Canadian hog producers fear effects of new US labelling rules


Canadian hog producers, who are already suffering losses from a strong currency and high feed costs, now fear for their US markets as proposed US food-labelling laws could hurt the hog industry even further.


Hog producers in Manitoba, who ship two-thirds of all Canadian pigs, are the most vulnerable to the new COOL rules. They fear they could either be forced out of the US markets or made to offer large discounts to attract US packers, which would ultimately lead to liquidation of breeding herds.


US' country-of-origin labelling (COOL) rules could be included in this year's farm bill, which is expected to pass next month, with regulations taking effect on September 30, 2008. The law would require retailers to label the country of origin for some foods, including fresh pork.


Andrew Dickson, general manager of the Manitoba Pork Council, said some US hog feeders have stopped renewing their contracts to buy weanling pigs and he feared the adverse effect COOL could have on the weanling industry.


US hog processor John Morrell Co., have also informed Manitoba producers in December that it would not be buying any Canadian animals as of September.

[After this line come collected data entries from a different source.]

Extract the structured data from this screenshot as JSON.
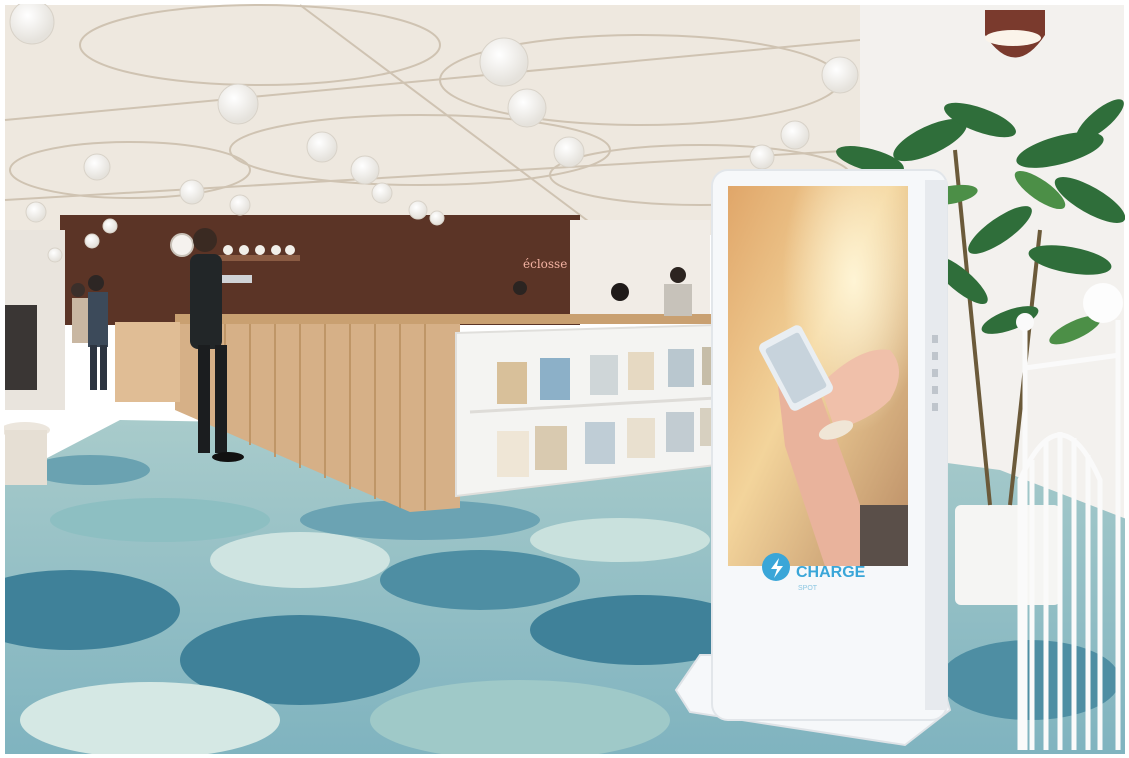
{
  "scene": {
    "description_free": true,
    "kiosk": {
      "brand_name": "CHARGE",
      "brand_sub": "SPOT",
      "accent_color": "#3aa6d8"
    },
    "shop_sign": {
      "text": "éclosse"
    },
    "colors": {
      "ceiling": "#efe9e0",
      "floor_light": "#b9d7d6",
      "floor_dark": "#4e8ea3",
      "counter_wood": "#d9b48a",
      "back_wall": "#5b3426",
      "kiosk_body": "#f6f8fa"
    }
  }
}
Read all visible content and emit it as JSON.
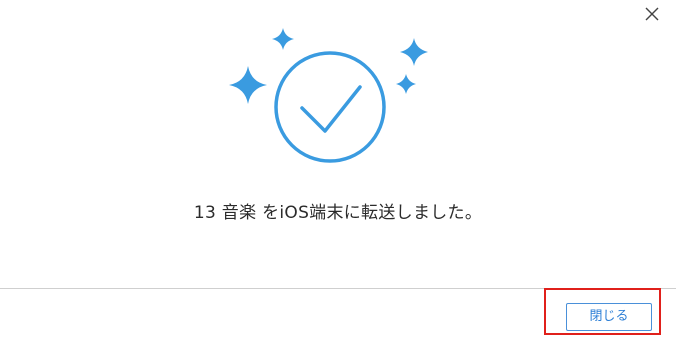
{
  "dialog": {
    "message": "13 音楽 をiOS端末に転送しました。",
    "close_button_label": "閉じる",
    "icons": {
      "close": "close-icon",
      "checkmark": "check-circle-icon",
      "sparkles": "sparkle-icon"
    }
  },
  "colors": {
    "accent": "#3a9be0",
    "highlight": "#e0201b",
    "button_text": "#2d7fd6"
  }
}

Fearing for Manitoba's US$1 billion hog industry, Manitoba's premier Gary Doer visited Washington to ask US legislators to consider Canadian pigs fed to market weight in the US to be labelled as an US product, although several US observers did not think compromises are possible.


David Preisler, executive director of the Minnesota Pork Producers Association, said attitudes on labelling have hardened due to contaminated pet-food scares and other consumer issues, even though that has nothing to do with the pork industry.

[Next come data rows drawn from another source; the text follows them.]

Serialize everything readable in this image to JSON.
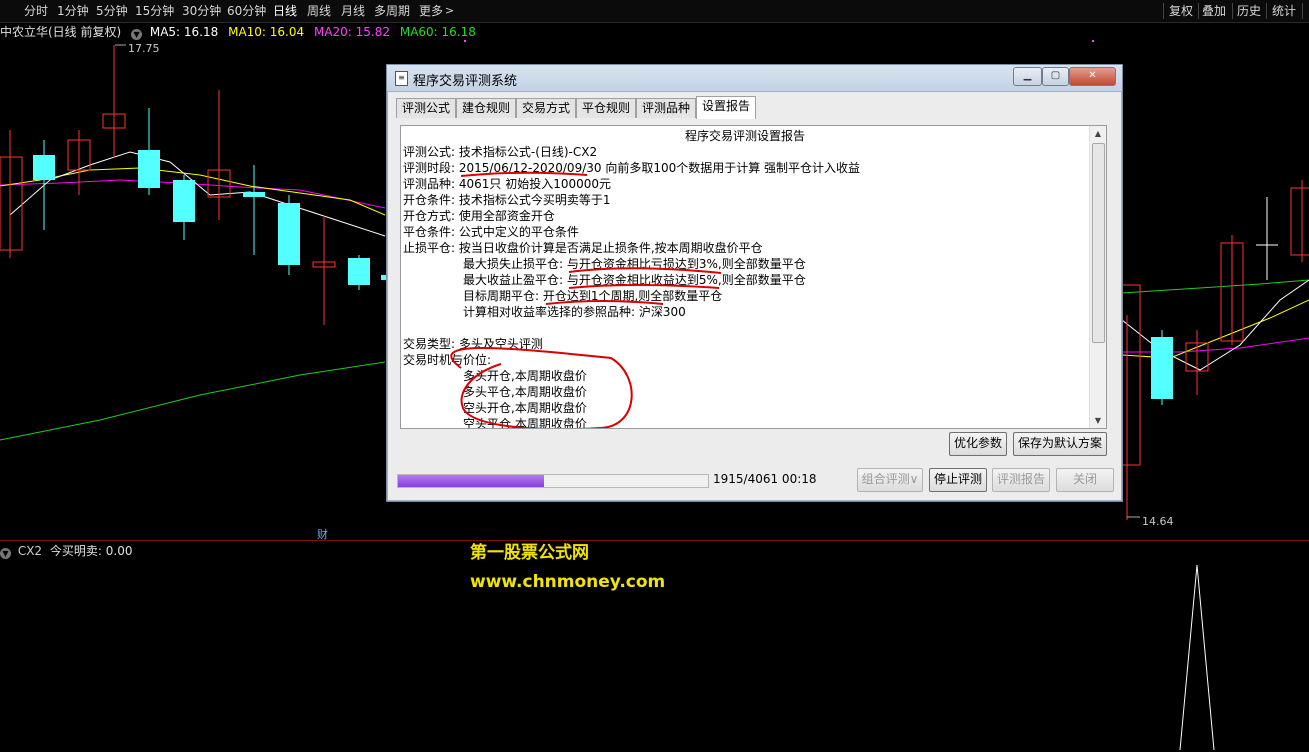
{
  "toolbar": {
    "periods": [
      "分时",
      "1分钟",
      "5分钟",
      "15分钟",
      "30分钟",
      "60分钟",
      "日线",
      "周线",
      "月线",
      "多周期",
      "更多"
    ],
    "active_period": "日线",
    "right_buttons": [
      "复权",
      "叠加",
      "历史",
      "统计"
    ]
  },
  "chart_legend": {
    "title": "中农立华(日线 前复权)",
    "ma5": "MA5: 16.18",
    "ma10": "MA10: 16.04",
    "ma20": "MA20: 15.82",
    "ma60": "MA60: 16.18",
    "colors": {
      "ma5": "#ffffff",
      "ma10": "#ffff00",
      "ma20": "#ff00ff",
      "ma60": "#00ff00",
      "up": "#ff3232",
      "down": "#54ffff"
    }
  },
  "price_labels": {
    "high": "17.75",
    "low": "14.64"
  },
  "finance_marker": "财",
  "indicator": {
    "name": "CX2",
    "value": "今买明卖: 0.00"
  },
  "watermark": {
    "line1": "第一股票公式网",
    "line2": "www.chnmoney.com"
  },
  "dialog": {
    "title": "程序交易评测系统",
    "tabs": [
      "评测公式",
      "建仓规则",
      "交易方式",
      "平仓规则",
      "评测品种",
      "设置报告"
    ],
    "active_tab": "设置报告",
    "report": {
      "heading": "程序交易评测设置报告",
      "formula": "评测公式: 技术指标公式-(日线)-CX2",
      "period": "评测时段: 2015/06/12-2020/09/30 向前多取100个数据用于计算 强制平仓计入收益",
      "varieties": "评测品种: 4061只 初始投入100000元",
      "open_condition": "开仓条件: 技术指标公式今买明卖等于1",
      "open_method": "开仓方式: 使用全部资金开仓",
      "close_condition": "平仓条件: 公式中定义的平仓条件",
      "stop_loss": "止损平仓: 按当日收盘价计算是否满足止损条件,按本周期收盘价平仓",
      "max_loss": "最大损失止损平仓: 与开仓资金相比亏损达到3%,则全部数量平仓",
      "max_profit": "最大收益止盈平仓: 与开仓资金相比收益达到5%,则全部数量平仓",
      "target_period": "目标周期平仓: 开仓达到1个周期,则全部数量平仓",
      "benchmark": "计算相对收益率选择的参照品种: 沪深300",
      "trade_type": "交易类型: 多头及空头评测",
      "timing": "交易时机与价位:",
      "timing_items": [
        "多头开仓,本周期收盘价",
        "多头平仓,本周期收盘价",
        "空头开仓,本周期收盘价",
        "空头平仓,本周期收盘价"
      ]
    },
    "buttons": {
      "optimize": "优化参数",
      "save_default": "保存为默认方案",
      "combo": "组合评测∨",
      "stop": "停止评测",
      "report": "评测报告",
      "close": "关闭"
    },
    "progress": {
      "text": "1915/4061  00:18",
      "fraction": 0.4716
    }
  }
}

US producers are uncertain if there would be any backlash if they buy Canadian hogs but several groups have asked for the delay of COOL's implementation to allow more adjusting time for the industry.


However, Bill Greer, a spokesman for the Food Marketing Institute, said surveys have not been done to determine consumers' reaction, and he noted that buying patterns did not change when COOL was implemented for seafood some time ago.


Martin Rice, executive director of the Canadian Pork Council, also said a maximum of 20 percent of pork from Canadian hogs would be subject to COOL. Processed pork, and food sold to institutions such as hospitals will be exempted.


Last year, Manitoba producers sold US$346 million worth of weanling and market-weight hogs to the US. Canadian pigs also make up for 7-10 percent of total US hog slaughter.